What’s it like to be playing such an iconic character as Sherlock Holmes?

It is so exciting, definitely something I’ve wanted to do for a while. The ultimate detective and one of literature’s most established characters, I’ve never met anyone who doesn’t know who Sherlock Holmes is. So getting a chance to explore this world through that lens is an opportunity I am raring to get stuck into. That said, it’s so easy to turn it into a caricature or a know it all, so finding the human being at the centre is absolutely vital if we want audiences to connect to our Sherlock and our story. A challenge for sure, but one that I am definitely up for. Sherlock may be a few steps ahead in his deductive logic, but he has to be present in the moment of that discovery, just like the audience.

Is it at all daunting to play a character which many people have preconceived ideas of?

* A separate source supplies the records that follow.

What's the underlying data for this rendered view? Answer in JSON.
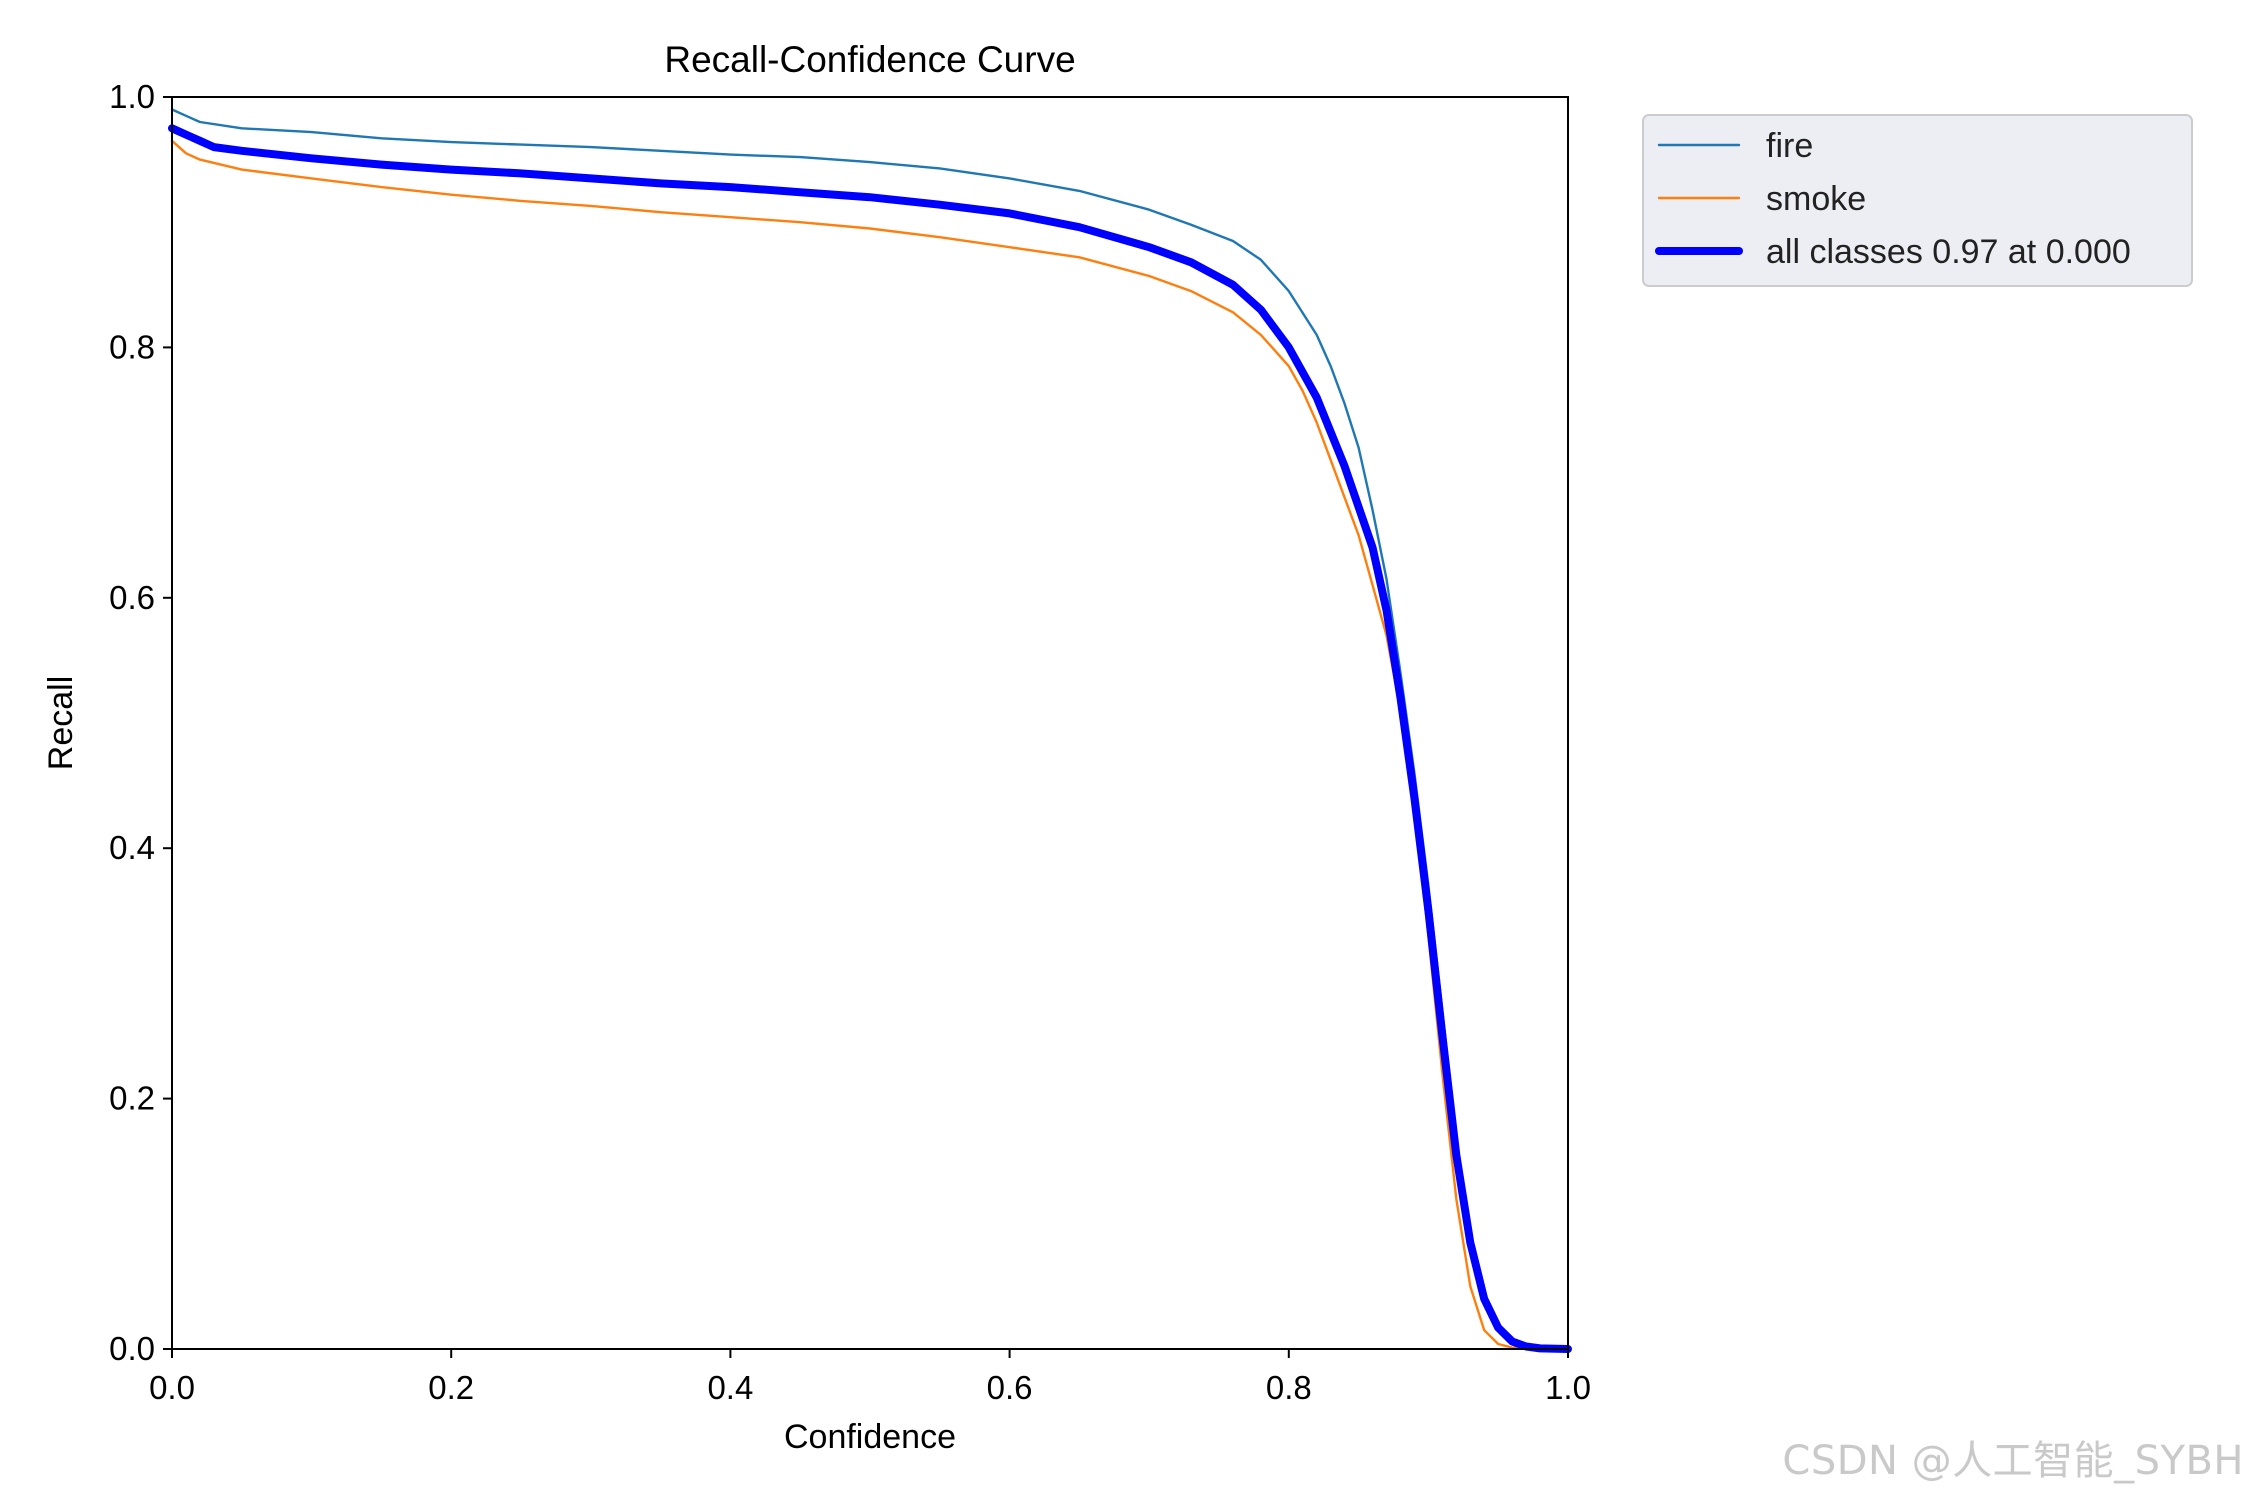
{
  "chart_data": {
    "type": "line",
    "title": "Recall-Confidence Curve",
    "xlabel": "Confidence",
    "ylabel": "Recall",
    "xlim": [
      0.0,
      1.0
    ],
    "ylim": [
      0.0,
      1.0
    ],
    "x_ticks": [
      "0.0",
      "0.2",
      "0.4",
      "0.6",
      "0.8",
      "1.0"
    ],
    "y_ticks": [
      "0.0",
      "0.2",
      "0.4",
      "0.6",
      "0.8",
      "1.0"
    ],
    "grid": false,
    "legend_placement": "outside-top-right",
    "series": [
      {
        "name": "fire",
        "color": "#1f77b4",
        "line": "thin",
        "points": [
          [
            0.0,
            0.99
          ],
          [
            0.01,
            0.985
          ],
          [
            0.02,
            0.98
          ],
          [
            0.05,
            0.975
          ],
          [
            0.1,
            0.972
          ],
          [
            0.15,
            0.967
          ],
          [
            0.2,
            0.964
          ],
          [
            0.25,
            0.962
          ],
          [
            0.3,
            0.96
          ],
          [
            0.35,
            0.957
          ],
          [
            0.4,
            0.954
          ],
          [
            0.45,
            0.952
          ],
          [
            0.5,
            0.948
          ],
          [
            0.55,
            0.943
          ],
          [
            0.6,
            0.935
          ],
          [
            0.65,
            0.925
          ],
          [
            0.7,
            0.91
          ],
          [
            0.73,
            0.898
          ],
          [
            0.76,
            0.885
          ],
          [
            0.78,
            0.87
          ],
          [
            0.8,
            0.845
          ],
          [
            0.82,
            0.81
          ],
          [
            0.83,
            0.785
          ],
          [
            0.84,
            0.755
          ],
          [
            0.85,
            0.72
          ],
          [
            0.86,
            0.67
          ],
          [
            0.87,
            0.615
          ],
          [
            0.88,
            0.54
          ],
          [
            0.89,
            0.46
          ],
          [
            0.9,
            0.37
          ],
          [
            0.91,
            0.27
          ],
          [
            0.92,
            0.17
          ],
          [
            0.93,
            0.09
          ],
          [
            0.94,
            0.04
          ],
          [
            0.95,
            0.015
          ],
          [
            0.96,
            0.005
          ],
          [
            0.97,
            0.001
          ],
          [
            1.0,
            0.0
          ]
        ]
      },
      {
        "name": "smoke",
        "color": "#ff7f0e",
        "line": "thin",
        "points": [
          [
            0.0,
            0.965
          ],
          [
            0.01,
            0.955
          ],
          [
            0.02,
            0.95
          ],
          [
            0.05,
            0.942
          ],
          [
            0.1,
            0.935
          ],
          [
            0.15,
            0.928
          ],
          [
            0.2,
            0.922
          ],
          [
            0.25,
            0.917
          ],
          [
            0.3,
            0.913
          ],
          [
            0.35,
            0.908
          ],
          [
            0.4,
            0.904
          ],
          [
            0.45,
            0.9
          ],
          [
            0.5,
            0.895
          ],
          [
            0.55,
            0.888
          ],
          [
            0.6,
            0.88
          ],
          [
            0.65,
            0.872
          ],
          [
            0.7,
            0.857
          ],
          [
            0.73,
            0.845
          ],
          [
            0.76,
            0.828
          ],
          [
            0.78,
            0.81
          ],
          [
            0.8,
            0.785
          ],
          [
            0.81,
            0.765
          ],
          [
            0.82,
            0.74
          ],
          [
            0.83,
            0.71
          ],
          [
            0.84,
            0.68
          ],
          [
            0.85,
            0.65
          ],
          [
            0.86,
            0.61
          ],
          [
            0.87,
            0.57
          ],
          [
            0.88,
            0.51
          ],
          [
            0.89,
            0.43
          ],
          [
            0.9,
            0.33
          ],
          [
            0.91,
            0.22
          ],
          [
            0.92,
            0.12
          ],
          [
            0.93,
            0.05
          ],
          [
            0.94,
            0.015
          ],
          [
            0.95,
            0.004
          ],
          [
            0.96,
            0.001
          ],
          [
            1.0,
            0.0
          ]
        ]
      },
      {
        "name": "all classes 0.97 at 0.000",
        "color": "#0000ff",
        "line": "thick",
        "points": [
          [
            0.0,
            0.975
          ],
          [
            0.01,
            0.97
          ],
          [
            0.02,
            0.965
          ],
          [
            0.03,
            0.96
          ],
          [
            0.05,
            0.957
          ],
          [
            0.1,
            0.951
          ],
          [
            0.15,
            0.946
          ],
          [
            0.2,
            0.942
          ],
          [
            0.25,
            0.939
          ],
          [
            0.3,
            0.935
          ],
          [
            0.35,
            0.931
          ],
          [
            0.4,
            0.928
          ],
          [
            0.45,
            0.924
          ],
          [
            0.5,
            0.92
          ],
          [
            0.55,
            0.914
          ],
          [
            0.6,
            0.907
          ],
          [
            0.65,
            0.896
          ],
          [
            0.7,
            0.88
          ],
          [
            0.73,
            0.868
          ],
          [
            0.76,
            0.85
          ],
          [
            0.78,
            0.83
          ],
          [
            0.8,
            0.8
          ],
          [
            0.82,
            0.76
          ],
          [
            0.84,
            0.705
          ],
          [
            0.86,
            0.64
          ],
          [
            0.87,
            0.59
          ],
          [
            0.88,
            0.52
          ],
          [
            0.89,
            0.44
          ],
          [
            0.9,
            0.35
          ],
          [
            0.91,
            0.25
          ],
          [
            0.92,
            0.155
          ],
          [
            0.93,
            0.085
          ],
          [
            0.94,
            0.04
          ],
          [
            0.95,
            0.017
          ],
          [
            0.96,
            0.006
          ],
          [
            0.97,
            0.002
          ],
          [
            0.98,
            0.0005
          ],
          [
            1.0,
            0.0
          ]
        ]
      }
    ]
  },
  "watermark": "CSDN @人工智能_SYBH"
}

A little bit. I’d say for me personally I feel more a sense of responsibility with the role, he is such a timeless and beloved character, I’d hate to change that, but no question – taking this on comes with a certain pressure. There have been so many great performances of Holmes over the years, from some exceptional actors, and people will always make comparisons. I have to find my authentic take on him, and root him in our story. Also, the play is so much more than just Sherlock, the story we follow is a fascinating puzzle, filled with intrigue and danger, and is brilliantly brought to life by our company – only five actors. So with this style of ensemble storytelling, my job really is to be part of that team.

Promotional image – Bobby Bradley, centre.

What can you tell us about The Valley of Fear?

Holmes and Watson receive a note one idle morning, with a strange coded message and are quickly caught up in a real snorter of a case: a violent murder, an isolated manor house, surrounded by a moat. How did the killer escape? And what does it have to do with a secret society in a small mining town in America twenty years earlier? The Valley of Fear unravels as a tale of danger and suspense, but the great detective may not be the only one with an eye on this case. If you spend your life chased by fear, can you ever outrun it?

How have you approached the role and the production?

My starting point for a play like this is almost always the script, even more so here, and one of the best things about this production is its connection to the source material. Nick Lane has written such a wonderful and faithful adaptation; it really feels like we’re celebrating Arthur Conan Doyles’ original story and his original version of the character. It’s then through the action of the play, and the relationships we see that I start to get a sense of the character – how does he move? how does he sound? what does it feel like to be in those moments? And then through rehearsal and play as a company we find what creates the moments we want for the story and the audience, as well as what feels authentic and alive as the character.

How does it feel to be taking the show on the road?

IT FEELS AMAZING!! Taking a show out on tour means that every day, every week, you’re finding a new audience for that story. You go to towns, and cities, and local communities who really engage with a production, and create such a unique environment for the play and the performers. This year too, Blackeyed Theatre is celebrating their 20th year producing top class touring theatre, so we’re meeting people everywhere who have seen previous shows and come back time and time again, it feels like the bar is very high for us. Out on the road, your company really has to become a little family for the tour – so get ready for endless social media pictures of us having fun in Dundee, or Derby, or London, or Bath (or on the A90, or on the M6).

The Valley of Fears is at Southwark Playhouse from 27 March to 13 April, and touring.